The persistence layer is a thin shell over KvBackend, so:
KvBackend | Where it lives | Use for |
|---|---|---|
MemoryKvBackend | RAM only | Tests, single-process throw-away runs |
| FS (host-supplied) | Local filesystem | Crash-resume on a single machine |
RedisKvBackend | Redis | Multi-worker fleets, fan-out coordination |
CloudflareKvBackend | Cloudflare Workers KV | Workers / Pages with eventual consistency |
DurableObjectKvBackend | Cloudflare Durable Object storage | Workers with strong consistency |
Cancellation — every yield point honoured
A workflow run is cancellable at every async boundary:
- Between waves (
signal.abortedchecked at the top of each loop iteration). - Inside
ResourcePool.acquire(waiters reject on signal abort). - Inside
ToolRegistry.call(signal forwarded sofetchand friends bail). - Inside retry-backoff sleeps and deferred-step polling.
run.cancel(reason) runs synchronously; the run reaches cancelled status within one wave iteration. Cancelled runs are explicitly resumable — the operator may later choose to continue from the same checkpoint. (failed runs are terminal: re-creation requires a new runId.)
Errors — code-first, post-mortem-friendly
Every failure surfaces as a WorkflowError:
class WorkflowError extends Error {
code: WorkflowErrorCode; // "step_failed" | "step_timeout" | "deadlock" | "cancelled" | …
runId?: string;
stepId?: string;
attempts?: number;
cause?: unknown; // original error preserved
toJSON(): { … }; // round-trips through KV / D1 unchanged
}The persisted step record stores error: describeError(err) — a JSON-safe serialisation including the cause chain. You can recover any failure post-mortem from KV alone.
Step types
toolName | Semantics |
|---|---|
| Any registered tool | Normal tool call. Resolves $<refId> placeholders in args from prior step results before dispatch. |
$sleep | Engine sleeps for args.ms and persists wakeAt. Resumable across crashes — the engine recomputes "is wakeAt past?" on resume. |
$waitForEvent | Engine blocks until engine.sendEvent(runId, type, payload) is called. Stored in the same KV namespace; resume picks up undelivered events. |
What we deliberately do not do
- Cross-process concurrency limits in the shipped
InMemoryResourcePool. The interface allows future Redis / Durable Object backends; the in-memory implementation covers >80% of users (single-worker / single-CLI). Configurepool.configure(...)per-process; if you need fleet-wide caps, swap the backend. - Workflow DSLs (YAML, BPMN, etc.). The DAG is the DSL, expressed in TypeScript with full IDE support and zero parser overhead.
- CPU/GPU/RAM modelling.
resourceClaimsare advisory weights; the engine doesn't sample OS counters. If you need that, build a customResourcePoolthat gatesacquire()on a probe.
Tests
44 unit + integration tests in packages/core/src/workflow/, 6 in packages/cloudflare-worker/src/CloudflareWorkflowEngine.test.ts. Coverage includes:
- Decomposition (serial chain, parallel siblings).

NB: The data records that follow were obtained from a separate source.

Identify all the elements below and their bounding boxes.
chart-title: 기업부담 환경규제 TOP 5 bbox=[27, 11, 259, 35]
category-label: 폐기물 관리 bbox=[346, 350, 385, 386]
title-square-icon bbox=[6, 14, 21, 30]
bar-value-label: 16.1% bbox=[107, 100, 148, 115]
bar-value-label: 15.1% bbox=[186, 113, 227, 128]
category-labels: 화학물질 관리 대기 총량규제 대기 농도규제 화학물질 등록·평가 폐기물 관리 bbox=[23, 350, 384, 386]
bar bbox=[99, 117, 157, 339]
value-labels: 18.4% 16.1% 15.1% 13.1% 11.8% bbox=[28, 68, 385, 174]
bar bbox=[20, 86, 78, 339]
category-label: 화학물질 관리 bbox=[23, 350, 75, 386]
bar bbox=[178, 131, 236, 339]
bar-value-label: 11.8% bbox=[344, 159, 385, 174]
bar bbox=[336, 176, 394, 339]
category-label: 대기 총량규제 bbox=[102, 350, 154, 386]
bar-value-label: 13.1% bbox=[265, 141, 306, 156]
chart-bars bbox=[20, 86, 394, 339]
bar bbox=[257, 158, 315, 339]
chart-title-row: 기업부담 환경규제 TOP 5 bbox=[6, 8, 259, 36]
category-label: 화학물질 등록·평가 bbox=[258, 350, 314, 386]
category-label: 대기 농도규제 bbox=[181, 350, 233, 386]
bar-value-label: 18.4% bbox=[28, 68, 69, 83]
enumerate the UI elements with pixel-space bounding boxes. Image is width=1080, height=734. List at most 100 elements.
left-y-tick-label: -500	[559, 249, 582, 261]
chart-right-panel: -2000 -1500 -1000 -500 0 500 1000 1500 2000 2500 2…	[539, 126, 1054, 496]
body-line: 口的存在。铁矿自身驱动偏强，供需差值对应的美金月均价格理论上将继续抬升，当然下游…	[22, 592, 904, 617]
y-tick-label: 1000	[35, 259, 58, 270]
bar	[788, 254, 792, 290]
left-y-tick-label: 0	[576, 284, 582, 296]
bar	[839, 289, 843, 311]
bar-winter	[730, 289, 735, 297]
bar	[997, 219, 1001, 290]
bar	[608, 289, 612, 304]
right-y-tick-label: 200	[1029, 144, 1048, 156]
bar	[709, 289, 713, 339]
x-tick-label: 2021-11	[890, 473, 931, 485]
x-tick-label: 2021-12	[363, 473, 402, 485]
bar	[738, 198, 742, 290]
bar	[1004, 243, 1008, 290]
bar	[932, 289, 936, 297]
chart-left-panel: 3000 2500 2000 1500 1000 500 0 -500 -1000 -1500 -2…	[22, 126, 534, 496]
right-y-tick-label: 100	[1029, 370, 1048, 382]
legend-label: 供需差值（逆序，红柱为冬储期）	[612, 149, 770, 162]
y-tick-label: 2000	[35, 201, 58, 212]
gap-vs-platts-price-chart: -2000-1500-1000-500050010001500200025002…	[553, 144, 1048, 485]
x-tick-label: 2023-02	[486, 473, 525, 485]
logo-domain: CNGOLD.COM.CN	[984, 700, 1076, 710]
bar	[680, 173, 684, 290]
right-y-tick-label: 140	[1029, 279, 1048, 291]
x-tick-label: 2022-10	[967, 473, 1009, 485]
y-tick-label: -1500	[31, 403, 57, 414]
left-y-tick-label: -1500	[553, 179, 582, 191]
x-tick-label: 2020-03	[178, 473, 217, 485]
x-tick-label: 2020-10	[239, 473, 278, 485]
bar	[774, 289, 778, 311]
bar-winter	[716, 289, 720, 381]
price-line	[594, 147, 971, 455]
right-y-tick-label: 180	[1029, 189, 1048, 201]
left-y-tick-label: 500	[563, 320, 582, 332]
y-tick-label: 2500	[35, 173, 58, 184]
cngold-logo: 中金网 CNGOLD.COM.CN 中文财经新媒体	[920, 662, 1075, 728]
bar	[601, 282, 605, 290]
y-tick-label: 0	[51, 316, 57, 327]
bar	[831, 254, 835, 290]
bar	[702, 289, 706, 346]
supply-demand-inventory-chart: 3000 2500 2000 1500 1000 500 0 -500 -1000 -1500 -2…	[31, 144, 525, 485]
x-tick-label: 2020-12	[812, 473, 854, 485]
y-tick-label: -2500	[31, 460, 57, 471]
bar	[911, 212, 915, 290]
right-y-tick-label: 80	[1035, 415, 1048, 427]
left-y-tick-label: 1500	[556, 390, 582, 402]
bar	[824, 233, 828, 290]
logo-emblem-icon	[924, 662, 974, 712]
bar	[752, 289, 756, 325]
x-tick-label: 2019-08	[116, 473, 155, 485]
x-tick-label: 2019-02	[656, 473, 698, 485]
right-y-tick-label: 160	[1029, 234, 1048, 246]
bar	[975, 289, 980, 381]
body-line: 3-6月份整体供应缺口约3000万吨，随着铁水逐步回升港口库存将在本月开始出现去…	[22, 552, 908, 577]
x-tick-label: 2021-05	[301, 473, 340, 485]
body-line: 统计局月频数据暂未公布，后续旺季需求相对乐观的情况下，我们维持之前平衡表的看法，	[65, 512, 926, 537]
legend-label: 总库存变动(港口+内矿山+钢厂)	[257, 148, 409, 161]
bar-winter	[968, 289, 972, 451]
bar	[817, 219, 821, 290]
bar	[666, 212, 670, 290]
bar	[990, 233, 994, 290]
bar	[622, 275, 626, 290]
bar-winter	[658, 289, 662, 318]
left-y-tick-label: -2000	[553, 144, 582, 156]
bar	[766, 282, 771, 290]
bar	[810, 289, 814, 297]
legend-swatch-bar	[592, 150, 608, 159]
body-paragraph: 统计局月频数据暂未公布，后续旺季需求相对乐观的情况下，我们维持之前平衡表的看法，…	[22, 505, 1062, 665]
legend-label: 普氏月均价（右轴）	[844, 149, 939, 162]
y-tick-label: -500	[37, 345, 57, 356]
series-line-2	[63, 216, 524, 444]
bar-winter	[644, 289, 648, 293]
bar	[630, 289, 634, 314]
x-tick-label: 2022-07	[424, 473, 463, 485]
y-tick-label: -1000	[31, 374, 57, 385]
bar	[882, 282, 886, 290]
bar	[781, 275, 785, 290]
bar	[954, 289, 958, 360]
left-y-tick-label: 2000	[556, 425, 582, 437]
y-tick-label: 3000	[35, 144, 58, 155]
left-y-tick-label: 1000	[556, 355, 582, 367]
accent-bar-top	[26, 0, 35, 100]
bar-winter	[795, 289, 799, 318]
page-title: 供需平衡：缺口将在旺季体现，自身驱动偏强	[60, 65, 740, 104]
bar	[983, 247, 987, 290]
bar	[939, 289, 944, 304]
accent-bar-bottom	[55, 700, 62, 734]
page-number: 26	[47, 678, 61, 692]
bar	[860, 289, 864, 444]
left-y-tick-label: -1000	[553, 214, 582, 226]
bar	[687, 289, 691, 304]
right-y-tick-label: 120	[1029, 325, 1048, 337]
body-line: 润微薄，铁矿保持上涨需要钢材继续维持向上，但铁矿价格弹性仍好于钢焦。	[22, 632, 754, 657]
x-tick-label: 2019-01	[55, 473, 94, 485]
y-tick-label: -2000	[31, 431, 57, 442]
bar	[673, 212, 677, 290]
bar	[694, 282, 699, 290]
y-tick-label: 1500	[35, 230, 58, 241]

- Resource awareness (the user's "serial doesn't compete" claim is a dedicated test that fails the build if violated).
- Persistence + crash-resume across two engine instances sharing one store.
- Retry with exponential backoff; failure exhaustion path.
$sleepand$waitForEvent, including the event-arrives-before-subscription path.- Cancellation status transitions.
- Definition validation (duplicate ids, unknown deps, cycles).
- Cross-backend store parity (
MemoryKvBackendand a filesystem KV both pass the same test suite).
Run them with npm test --workspace @wasmagent/core and npm test --workspace @wasmagent/cloudflare-worker.